The most important human
severe systemic diseases, including cancer, brain and cardiac ischemia,
neuropsychiatric pathologies, and essential hypertension, have appeared to be
characterized by two major constant alterations, consisting of enhanced HCY
production and diminished nocturnal secretion of the pineal hormone MLT.
Then,the question is to establish which causative connection may exist between
these two fundamental biological systemic alterations.
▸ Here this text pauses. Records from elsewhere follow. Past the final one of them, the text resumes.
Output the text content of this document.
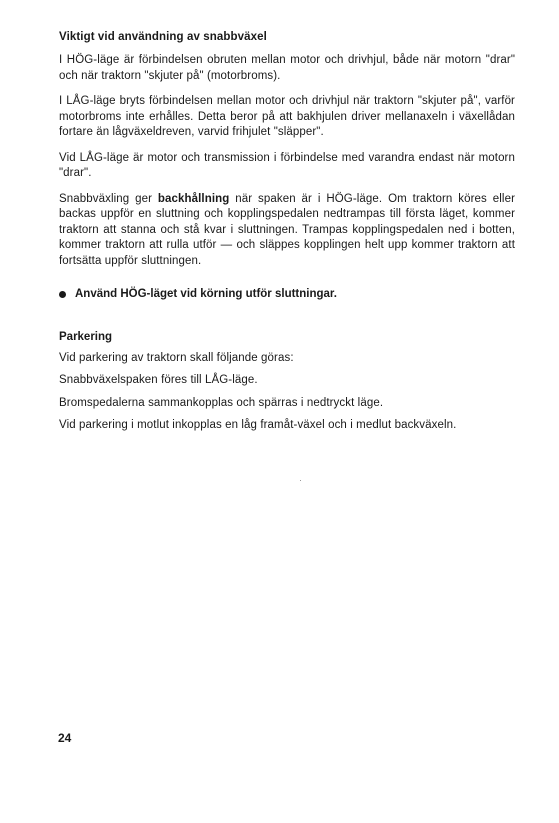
Viktigt vid användning av snabbväxel

I HÖG-läge är förbindelsen obruten mellan motor och drivhjul, både när motorn "drar" och när traktorn "skjuter på" (motorbroms).

I LÅG-läge bryts förbindelsen mellan motor och drivhjul när traktorn "skjuter på", varför motorbroms inte erhålles. Detta beror på att bakhjulen driver mellanaxeln i växellådan fortare än lågväxeldreven, varvid frihjulet "släpper".

Vid LÅG-läge är motor och transmission i förbindelse med varandra endast när motorn "drar".

Snabbväxling ger backhållning när spaken är i HÖG-läge. Om traktorn köres eller backas uppför en sluttning och kopplingspedalen nedtrampas till första läget, kommer traktorn att stanna och stå kvar i sluttningen. Trampas kopplingspedalen ned i botten, kommer traktorn att rulla utför — och släppes kopplingen helt upp kommer traktorn att fortsätta uppför sluttningen.

Använd HÖG-läget vid körning utför sluttningar.
Parkering

Vid parkering av traktorn skall följande göras:

Snabbväxelspaken föres till LÅG-läge.

Bromspedalerna sammankopplas och spärras i nedtryckt läge.

Vid parkering i motlut inkopplas en låg framåt-växel och i medlut backväxeln.

24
However, since MLT has
been proven to counteract HCY activity and production [22,23], it is probable
that the primary alteration is consisting of the progressive decline in pineal function
and MLT secretion, as physiologically occurring with the age [8], while the
increase in HCY levels may simply represent the consequence of a diminished
inhibitory effect of the pineal gland on HCY production. Then, MLT therapy
could constitute a new possibile therapy of hyper-homocysteinemia [23].